Lançada originalmente em 2023 e com nota 6,5 no IMDb, a série criada por Jenny Han abandona parte da leveza dos primeiros episódios para mergulhar em conflitos mais intensos, especialmente agora que Kitty enfrenta seu último ano na escola internacional de Seul, onde tudo parece acontecer ao mesmo tempo. Confira trailer:
O último ano vira um campo minado emocional
Se antes a história funcionava com romances leves e situações quase idealizadas, a nova temporada muda completamente o tom ao colocar a protagonista diante de decisões que não têm volta, o que transforma o ambiente escolar em um verdadeiro campo minado emocional onde amizades, sentimentos e planos entram em choque.
A showrunner Valentina Garza já havia antecipado que essa seria a fase mais “bagunçada” da personagem, e isso aparece de forma clara quando Kitty começa a perceber que não consegue mais controlar as situações ao seu redor, especialmente quando suas próprias escolhas começam a afetar diretamente quem está por perto.
O resultado é uma temporada mais intensa, em que o amadurecimento não acontece de forma tranquila, mas sim através de erros, conflitos e momentos desconfortáveis que tiram a personagem da zona de conforto.
Min Ho, Dae e o triângulo que não dá trégua
Se o triângulo entre Kitty, Dae e Min Ho já movimentava a história, a terceira temporada joga esse conflito em outro nível, deixando de lado a indecisão leve para apostar em sentimentos mais confusos e difíceis de resolver, o que aumenta a tensão a cada episódio.
Depois do final da temporada anterior, a relação com Min Ho ganha espaço e coloca os dois em uma situação onde sentimentos não ditos passam a pesar mais do que qualquer diálogo, criando uma dinâmica cheia de hesitação e expectativa que prende o público.
Ao mesmo tempo, Dae continua presente, mantendo o conflito ativo e impedindo qualquer resolução simples, o que transforma o triângulo amoroso no principal motor emocional da temporada, especialmente para quem acompanha a série desde o início e já tem seu “shipp” definido.
Anna Cathcart conduz essa nova fase com uma interpretação que acompanha bem a mudança da personagem, equilibrando momentos mais leves com situações em que Kitty claramente não sabe como lidar com o que sente, o que ajuda a tornar essa versão mais instável também mais interessante.
Ao lado dela, nomes como Choi Min-yeong, Gia Kim, Sang Heon Lee e Anthony Keyvan ajudam a sustentar a dinâmica de grupo, criando relações que funcionam tanto no drama quanto nos momentos mais leves, sem perder o ritmo da história.
A ambientação em Seul continua sendo parte importante dessa identidade, reforçando o clima de dorama que ajudou a série a conquistar fãs e mantendo o contraste cultural que dá personalidade à produção.
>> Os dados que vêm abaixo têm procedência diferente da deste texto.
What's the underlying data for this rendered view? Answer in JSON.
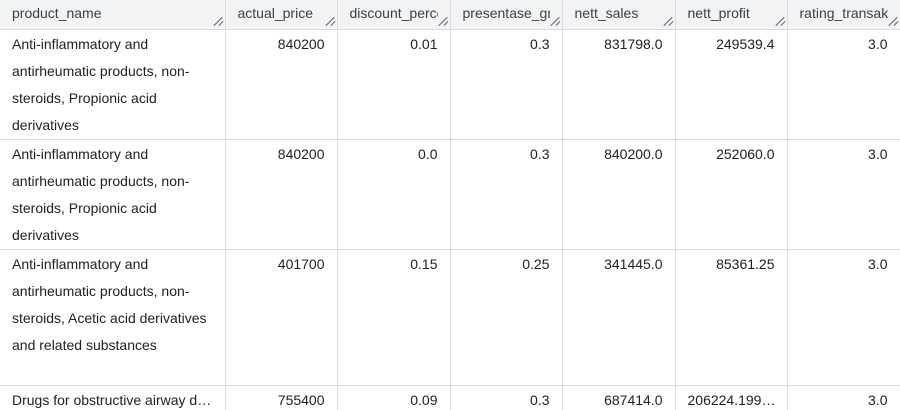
{
  "columns": [
    {
      "label": "product_name"
    },
    {
      "label": "actual_price"
    },
    {
      "label": "discount_percen"
    },
    {
      "label": "presentase_gros"
    },
    {
      "label": "nett_sales"
    },
    {
      "label": "nett_profit"
    },
    {
      "label": "rating_transaksi"
    }
  ],
  "rows": [
    {
      "product_name": "Anti-inflammatory and antirheumatic products, non-steroids, Propionic acid derivatives",
      "actual_price": "840200",
      "discount_percentage": "0.01",
      "presentase_gross_laba": "0.3",
      "nett_sales": "831798.0",
      "nett_profit": "249539.4",
      "rating_transaksi": "3.0"
    },
    {
      "product_name": "Anti-inflammatory and antirheumatic products, non-steroids, Propionic acid derivatives",
      "actual_price": "840200",
      "discount_percentage": "0.0",
      "presentase_gross_laba": "0.3",
      "nett_sales": "840200.0",
      "nett_profit": "252060.0",
      "rating_transaksi": "3.0"
    },
    {
      "product_name": "Anti-inflammatory and antirheumatic products, non-steroids, Acetic acid derivatives and related substances",
      "actual_price": "401700",
      "discount_percentage": "0.15",
      "presentase_gross_laba": "0.25",
      "nett_sales": "341445.0",
      "nett_profit": "85361.25",
      "rating_transaksi": "3.0"
    },
    {
      "product_name": "Drugs for obstructive airway di…",
      "actual_price": "755400",
      "discount_percentage": "0.09",
      "presentase_gross_laba": "0.3",
      "nett_sales": "687414.0",
      "nett_profit": "206224.199…",
      "rating_transaksi": "3.0"
    }
  ],
  "icons": {
    "column_resize": "resize-handle-icon"
  },
  "colors": {
    "header_bg": "#f1f3f4",
    "border": "#dadce0",
    "text": "#202124"
  }
}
O sucesso não é por acaso: vencedora do Kids’ Choice Awards, a série retorna mostrando que amadurecer dentro desse universo é mais complicado — e muito mais caótico — do que parecia no começo.

Veredito: 7.5 – a temporada mais intensa, mais caótica e muito mais envolvente
A terceira temporada de Com Carinho, Kitty acerta ao abandonar parte da leveza inicial e apostar em conflitos mais reais, especialmente ao colocar a protagonista em um momento de transição onde nada é simples e tudo parece fora de controle.
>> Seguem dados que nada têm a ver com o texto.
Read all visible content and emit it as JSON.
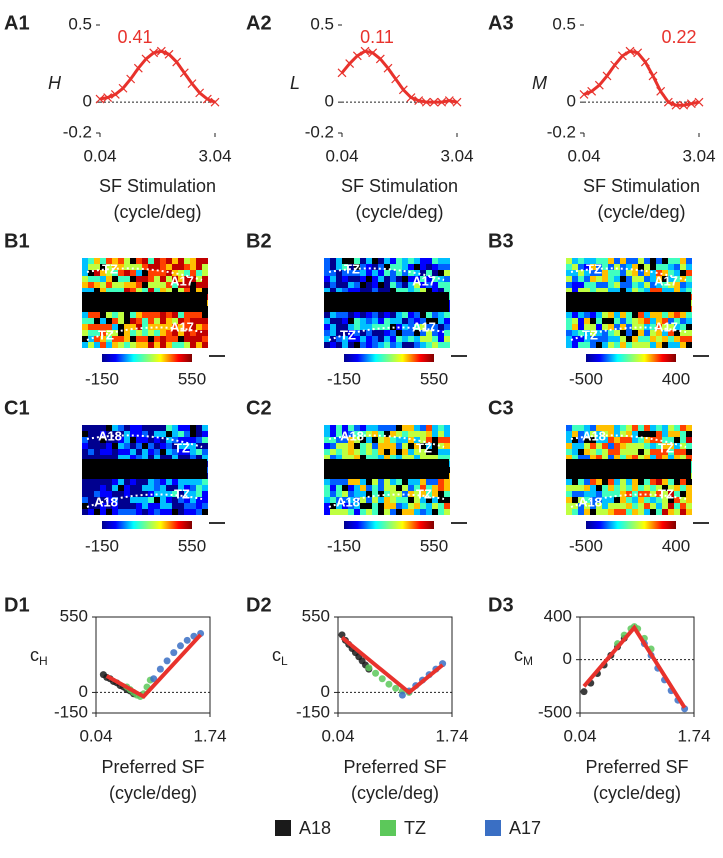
{
  "chart_data": [
    {
      "type": "line",
      "panel": "A1",
      "ylabel": "H",
      "annotation": "0.41",
      "xlabel": "SF Stimulation",
      "xunit": "(cycle/deg)",
      "xlim": [
        0.04,
        3.04
      ],
      "xticks": [
        0.04,
        3.04
      ],
      "ylim": [
        -0.2,
        0.5
      ],
      "yticks": [
        -0.2,
        0,
        0.5
      ],
      "x": [
        0.04,
        0.24,
        0.44,
        0.64,
        0.84,
        1.04,
        1.24,
        1.44,
        1.64,
        1.84,
        2.04,
        2.24,
        2.44,
        2.64,
        2.84,
        3.04
      ],
      "series": [
        {
          "color": "#e8322c",
          "values": [
            0.02,
            0.03,
            0.05,
            0.09,
            0.15,
            0.22,
            0.28,
            0.32,
            0.33,
            0.31,
            0.26,
            0.19,
            0.12,
            0.06,
            0.02,
            0.0
          ]
        }
      ]
    },
    {
      "type": "line",
      "panel": "A2",
      "ylabel": "L",
      "annotation": "0.11",
      "xlabel": "SF Stimulation",
      "xunit": "(cycle/deg)",
      "xlim": [
        0.04,
        3.04
      ],
      "xticks": [
        0.04,
        3.04
      ],
      "ylim": [
        -0.2,
        0.5
      ],
      "yticks": [
        -0.2,
        0,
        0.5
      ],
      "x": [
        0.04,
        0.24,
        0.44,
        0.64,
        0.84,
        1.04,
        1.24,
        1.44,
        1.64,
        1.84,
        2.04,
        2.24,
        2.44,
        2.64,
        2.84,
        3.04
      ],
      "series": [
        {
          "color": "#e8322c",
          "values": [
            0.19,
            0.25,
            0.3,
            0.33,
            0.32,
            0.28,
            0.22,
            0.15,
            0.08,
            0.03,
            0.01,
            0.0,
            0.0,
            0.0,
            0.01,
            0.0
          ]
        }
      ]
    },
    {
      "type": "line",
      "panel": "A3",
      "ylabel": "M",
      "annotation": "0.22",
      "xlabel": "SF Stimulation",
      "xunit": "(cycle/deg)",
      "xlim": [
        0.04,
        3.04
      ],
      "xticks": [
        0.04,
        3.04
      ],
      "ylim": [
        -0.2,
        0.5
      ],
      "yticks": [
        -0.2,
        0,
        0.5
      ],
      "x": [
        0.04,
        0.24,
        0.44,
        0.64,
        0.84,
        1.04,
        1.24,
        1.44,
        1.64,
        1.84,
        2.04,
        2.24,
        2.44,
        2.64,
        2.84,
        3.04
      ],
      "series": [
        {
          "color": "#e8322c",
          "values": [
            0.05,
            0.07,
            0.11,
            0.17,
            0.24,
            0.3,
            0.33,
            0.32,
            0.26,
            0.17,
            0.07,
            0.0,
            -0.02,
            -0.02,
            -0.01,
            0.0
          ]
        }
      ]
    },
    {
      "type": "scatter",
      "panel": "D1",
      "ylabel": "c",
      "ylabel_sub": "H",
      "xlabel": "Preferred SF",
      "xunit": "(cycle/deg)",
      "xlim": [
        0.04,
        1.74
      ],
      "xticks": [
        0.04,
        1.74
      ],
      "ylim": [
        -150,
        550
      ],
      "yticks": [
        -150,
        0,
        550
      ],
      "series": [
        {
          "name": "A18",
          "color": "#1a1a1a",
          "x": [
            0.15,
            0.2,
            0.25,
            0.3,
            0.35,
            0.4,
            0.45,
            0.5,
            0.55,
            0.6
          ],
          "values": [
            130,
            110,
            100,
            80,
            70,
            50,
            40,
            20,
            10,
            -10
          ]
        },
        {
          "name": "TZ",
          "color": "#5cc85a",
          "x": [
            0.5,
            0.55,
            0.6,
            0.65,
            0.7,
            0.75,
            0.8,
            0.85
          ],
          "values": [
            40,
            20,
            0,
            -20,
            -30,
            -10,
            40,
            90
          ]
        },
        {
          "name": "A17",
          "color": "#3a6fc4",
          "x": [
            0.9,
            1.0,
            1.1,
            1.2,
            1.3,
            1.4,
            1.5,
            1.6
          ],
          "values": [
            100,
            170,
            230,
            290,
            340,
            380,
            410,
            430
          ]
        }
      ],
      "fit": {
        "color": "#e8322c",
        "x": [
          0.2,
          0.75,
          1.6
        ],
        "values": [
          120,
          -30,
          420
        ]
      }
    },
    {
      "type": "scatter",
      "panel": "D2",
      "ylabel": "c",
      "ylabel_sub": "L",
      "xlabel": "Preferred SF",
      "xunit": "(cycle/deg)",
      "xlim": [
        0.04,
        1.74
      ],
      "xticks": [
        0.04,
        1.74
      ],
      "ylim": [
        -150,
        550
      ],
      "yticks": [
        -150,
        0,
        550
      ],
      "series": [
        {
          "name": "A18",
          "color": "#1a1a1a",
          "x": [
            0.1,
            0.15,
            0.2,
            0.25,
            0.3,
            0.35,
            0.4,
            0.45,
            0.5
          ],
          "values": [
            420,
            380,
            350,
            320,
            290,
            260,
            230,
            200,
            170
          ]
        },
        {
          "name": "TZ",
          "color": "#5cc85a",
          "x": [
            0.5,
            0.6,
            0.7,
            0.8,
            0.9,
            1.0,
            1.1
          ],
          "values": [
            180,
            140,
            100,
            60,
            30,
            10,
            0
          ]
        },
        {
          "name": "A17",
          "color": "#3a6fc4",
          "x": [
            1.0,
            1.1,
            1.2,
            1.3,
            1.4,
            1.5,
            1.6
          ],
          "values": [
            -20,
            10,
            50,
            90,
            130,
            170,
            210
          ]
        }
      ],
      "fit": {
        "color": "#e8322c",
        "x": [
          0.1,
          1.1,
          1.6
        ],
        "values": [
          400,
          0,
          200
        ]
      }
    },
    {
      "type": "scatter",
      "panel": "D3",
      "ylabel": "c",
      "ylabel_sub": "M",
      "xlabel": "Preferred SF",
      "xunit": "(cycle/deg)",
      "xlim": [
        0.04,
        1.74
      ],
      "xticks": [
        0.04,
        1.74
      ],
      "ylim": [
        -500,
        400
      ],
      "yticks": [
        -500,
        0,
        400
      ],
      "series": [
        {
          "name": "A18",
          "color": "#1a1a1a",
          "x": [
            0.1,
            0.2,
            0.3,
            0.4,
            0.5,
            0.6,
            0.7
          ],
          "values": [
            -300,
            -220,
            -130,
            -50,
            40,
            120,
            200
          ]
        },
        {
          "name": "TZ",
          "color": "#5cc85a",
          "x": [
            0.6,
            0.7,
            0.8,
            0.85,
            0.9,
            1.0,
            1.1
          ],
          "values": [
            150,
            230,
            290,
            310,
            290,
            200,
            100
          ]
        },
        {
          "name": "A17",
          "color": "#3a6fc4",
          "x": [
            1.0,
            1.1,
            1.2,
            1.3,
            1.4,
            1.5,
            1.6
          ],
          "values": [
            150,
            40,
            -80,
            -190,
            -290,
            -380,
            -460
          ]
        }
      ],
      "fit": {
        "color": "#e8322c",
        "x": [
          0.1,
          0.85,
          1.6
        ],
        "values": [
          -250,
          300,
          -450
        ]
      }
    }
  ],
  "maps": [
    {
      "panel": "B1",
      "regions": [
        "TZ",
        "A17",
        "TZ",
        "A17"
      ],
      "colorbar_ticks": [
        -150,
        550
      ]
    },
    {
      "panel": "B2",
      "regions": [
        "TZ",
        "A17",
        "TZ",
        "A17"
      ],
      "colorbar_ticks": [
        -150,
        550
      ]
    },
    {
      "panel": "B3",
      "regions": [
        "TZ",
        "A17",
        "TZ",
        "A17"
      ],
      "colorbar_ticks": [
        -500,
        400
      ]
    },
    {
      "panel": "C1",
      "regions": [
        "A18",
        "TZ",
        "A18",
        "TZ"
      ],
      "colorbar_ticks": [
        -150,
        550
      ]
    },
    {
      "panel": "C2",
      "regions": [
        "A18",
        "TZ",
        "A18",
        "TZ"
      ],
      "colorbar_ticks": [
        -150,
        550
      ]
    },
    {
      "panel": "C3",
      "regions": [
        "A18",
        "TZ",
        "A18",
        "TZ"
      ],
      "colorbar_ticks": [
        -500,
        400
      ]
    }
  ]
}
Para quem acompanha a série pelos relacionamentos, o novo ano entrega exatamente o que o público quer, com mais tensão, mais dúvidas e menos respostas fáceis, tornando a experiência mais envolvente do que nas fases anteriores.
No fim, é uma temporada que funciona justamente por abraçar o caos emocional da personagem, mantendo o público que amou as outras duas temporadas de Com Carinho, Kitty preso não pela história perfeita, mas pelas escolhas imperfeitas que movem cada episódio.
Nota 7.5/10 — A temporada mais honesta e bagunçada até aqui.